Varg-Sullivan Endowed Graduate Award Winners Announced

Each year, the College of Arts & Letters presents two Varg-Sullivan Endowed Graduate Awards to graduate students for their outstanding achievement in the arts or letters. This year’s winners are Jessica Stokes, Outstanding Achievement in the Arts recipient, and Bronson Hui, Outstanding Achievement in the Letters recipient. 

Paul Varg and Richard Sullivan are former Deans of the College of Arts & Letters who dedicated their professional lives to excellence in the College. This award was established in their name. Recipients are selected based on best performance/exhibition at a national or international event in the Arts and best presentation at a national or international event or best published article in the Letters.

Outstanding Achievement in the Arts

a women with curly hair wearing glasses  staring at her reflection in a long length mirror
a photo of Jessica Stokes taken through her installation, “Mirriors Shall Be Mounted With the Bottom Edge of the Reflecting Surface No Higher than 40 Inches”

Jessica Stokes enrolled in the Ph.D. in English program at MSU in 2018 and has been a Teaching Assistant at MSU since then. 

She is an accomplished poet and visual artist and had an art installation at the Everyday Accessible Art Event exhibit at the Broad ArtLab in East Lansing in 2019. This installation, titled Mirrors Shall Be Mounted With the Bottom Edge of the Reflecting Surface No Higher Than 40 Inches, also was accepted into the Art Walk Central exhibit that was hosted by Art Reach of Mid-Michigan. It was displayed on the campus of Central Michigan University in August 2019.

Receiving this award makes me hopeful. As conversations on accessibility and even disability justice happen here at MSU, we can begin imagining the place anew.

Jessica Stokes, Ph.D. Student in English

“I was not expecting the piece I created as a political commentary about the accessibility of bathrooms around the Michigan State University campus to receive recognition, let alone be commended by the College of Arts & Letters,” Stokes said. “It hung at a nonstandard height in a couple of art exhibits last year and featured many selfies of my forehead taken in bathroom mirrors around MSU’s campus that are hung at heights where I can only see my forehead from the wheelchair. People were encouraged to take selfies in the piece, which hung at a height good for some disabled people as well as some kids. People also were encouraged to touch the piece, which included Braille restroom signage and a swivel coat-hook. Receiving this award makes me hopeful. As conversations on accessibility and even disability justice happen here at MSU, we can begin imagining the place anew.”

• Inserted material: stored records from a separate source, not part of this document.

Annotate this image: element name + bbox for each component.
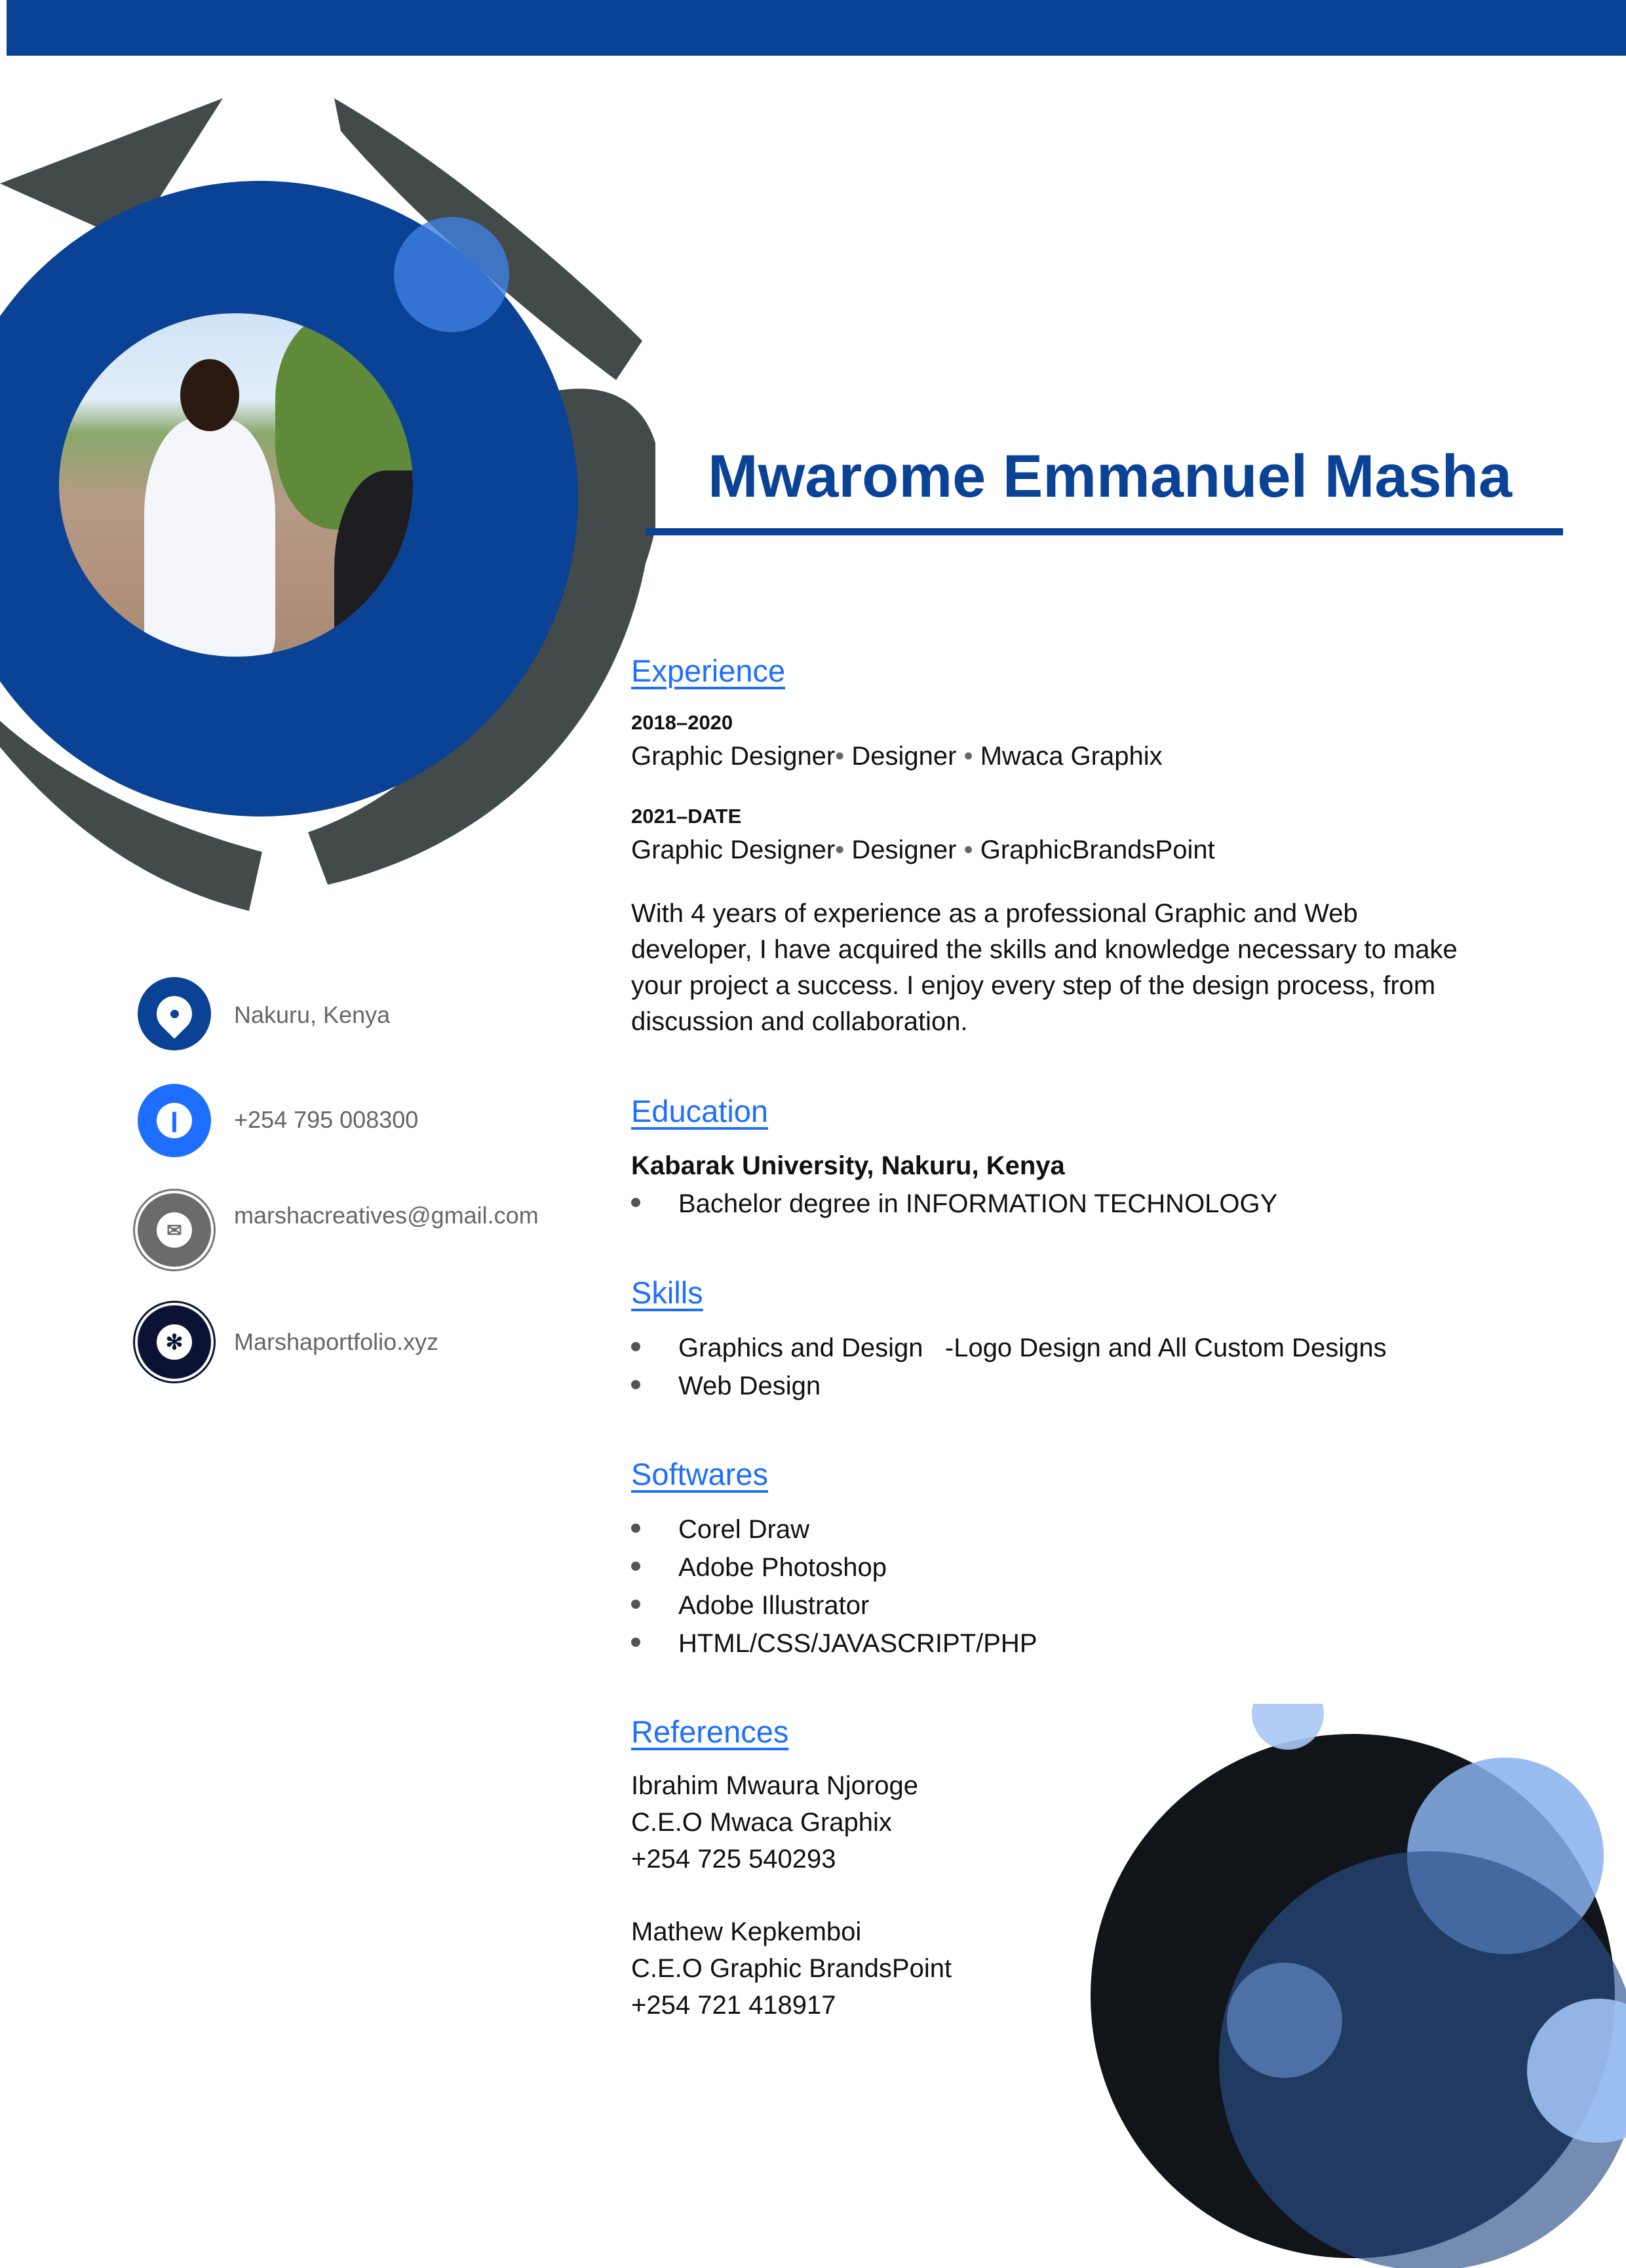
summary-line: discussion and collaboration. (631, 1007, 968, 1036)
separator: • (963, 742, 973, 771)
web-icon: ✻ (138, 1305, 211, 1379)
skill-text: Graphics and Design -Logo Design and All… (678, 1334, 1387, 1362)
bullet (631, 1380, 640, 1390)
bullet (631, 1638, 640, 1647)
software-text: Corel Draw (678, 1515, 810, 1544)
skills-heading: Skills (631, 1275, 703, 1310)
top-banner (7, 0, 1626, 56)
decorative-circles-bottom (1091, 1704, 1626, 2268)
summary-line: With 4 years of experience as a professi… (631, 899, 1358, 928)
skill-item: Web Design (631, 1372, 821, 1401)
separator: • (835, 742, 845, 771)
email-icon: ✉ (138, 1193, 211, 1267)
bullet (631, 1562, 640, 1571)
softwares-heading: Softwares (631, 1457, 768, 1491)
experience-heading: Experience (631, 653, 786, 688)
reference-name: Mathew Kepkemboi (631, 1917, 862, 1946)
skill-text: Web Design (678, 1372, 821, 1400)
software-item: Corel Draw (631, 1515, 809, 1545)
software-text: HTML/CSS/JAVASCRIPT/PHP (678, 1629, 1037, 1658)
bullet (631, 1198, 640, 1208)
reference-phone: +254 721 418917 (631, 1991, 836, 2020)
reference-title: C.E.O Mwaca Graphix (631, 1808, 892, 1837)
phone-icon: ❙ (138, 1084, 211, 1157)
skill-item: Graphics and Design -Logo Design and All… (631, 1334, 1387, 1363)
contact-phone[interactable]: +254 795 008300 (234, 1106, 418, 1134)
job-dates: 2018–2020 (631, 711, 733, 734)
reference-phone: +254 725 540293 (631, 1845, 836, 1874)
separator: • (963, 836, 973, 864)
education-item: Bachelor degree in INFORMATION TECHNOLOG… (631, 1189, 1277, 1219)
profile-photo (59, 313, 413, 657)
bullet (631, 1342, 640, 1352)
software-item: Adobe Photoshop (631, 1553, 887, 1583)
job-dates: 2021–DATE (631, 805, 742, 828)
contact-website[interactable]: Marshaportfolio.xyz (234, 1328, 438, 1356)
summary-line: developer, I have acquired the skills an… (631, 935, 1458, 964)
job-line: Graphic Designer• Designer • GraphicBran… (631, 836, 1215, 865)
education-heading: Education (631, 1094, 769, 1128)
person (144, 418, 275, 657)
software-item: HTML/CSS/JAVASCRIPT/PHP (631, 1629, 1037, 1659)
contact-location: Nakuru, Kenya (234, 1001, 391, 1028)
software-text: Adobe Photoshop (678, 1553, 887, 1582)
job-role: Graphic Designer (631, 742, 836, 771)
reference-title: C.E.O Graphic BrandsPoint (631, 1954, 952, 1983)
name-underline (646, 528, 1563, 535)
candidate-name: Mwarome Emmanuel Masha (708, 443, 1513, 510)
job-line: Graphic Designer• Designer • Mwaca Graph… (631, 742, 1163, 771)
school-name: Kabarak University, Nakuru, Kenya (631, 1151, 1065, 1180)
job-title: Designer (851, 742, 957, 771)
light-blue-dot (394, 217, 509, 332)
separator: • (835, 836, 845, 864)
education-item-text: Bachelor degree in INFORMATION TECHNOLOG… (678, 1189, 1278, 1218)
bullet (631, 1600, 640, 1609)
software-item: Adobe Illustrator (631, 1591, 869, 1621)
job-company: GraphicBrandsPoint (980, 836, 1215, 864)
reference-name: Ibrahim Mwaura Njoroge (631, 1771, 918, 1800)
summary-line: your project a success. I enjoy every st… (631, 971, 1436, 1000)
job-company: Mwaca Graphix (980, 742, 1163, 771)
contact-email[interactable]: marshacreatives@gmail.com (234, 1202, 539, 1229)
software-text: Adobe Illustrator (678, 1591, 870, 1620)
job-role: Graphic Designer (631, 836, 836, 864)
person-head (180, 359, 239, 431)
job-title: Designer (851, 836, 957, 864)
references-heading: References (631, 1714, 789, 1749)
bullet (631, 1524, 640, 1533)
location-pin-icon: ● (138, 977, 211, 1050)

Stokes aspires to have a career where she is a disability scholar, writer, and artist. She co-facilitated a workshop for high school teachers in the Lansing area that provided a theoretical grounding in CREE (Critical Race English Education) and Disability Studies as well as practical classroom applications. She also is the co-founder of the HIVES Research Workshop and Speaker Series here at MSU. 

Outstanding Achievement in the Letters
 

a man with short hair wearing glasses and a rain coat
Bronson Hui

Bronson Hui enrolled in the Ph.D. in Second Language Studies program at MSU in 2017 after seven years of teaching English in Hong Kong and with a B.A. and B.Ed. from Hong Kong University and an M.Sc. from Oxford.

He already has six research articles published or in press, four of which are single- or first-authored, and numerous others under review in journals such as Studies in Second Language Acquisition, Applied Psycholinguistics, and Second Language Research. 

“I feel honored, humbled, and grateful to have won this award,” Hui said. “I have won this award based on the strengths of a solo-authored research paper (titled Processing Variability in Intentional and Incidental Word Learning: An Extension of Solovyeva and DeKeyser) published in a flagship journal in our field (Studies in Second Language Acquisition), but I could not have done it without the amazing support from my program. This piece of research was initially a research proposal for a class. It turned into my first qualifying research paper, so faculty members and my colleagues have helped tremendously along the way. I feel very thankful for the program.” 

This piece of research was initially a research proposal for a class. It turned into my first qualifying research paper, so faculty members and my colleagues have helped tremendously along the way. I feel very thankful for the program.

Bronson Hui, Ph.D. Student in Second Language Studies

Hui taught Quantitative Research in Second Language Studies with Professor Shawn Loewen last fall and taught Pedagogical Grammar for an undergraduate class here at MSU this past spring. He served as a Research Assistant at MSU from 2017 to 2019 and received a Summer Fellowship from the College of Arts & Letters in 2018 and 2019. He is currently a graduate student statistical consultant with the Center of Statistical Training and Consulting (CSTAT).  

After receiving his Ph.D., Hui hopes to find a position that allows him to continue to do research, possibly contribute to the understanding of how humans learn a second language, and in turn, inform what teachers should do in the classroom and what learners can do for themselves.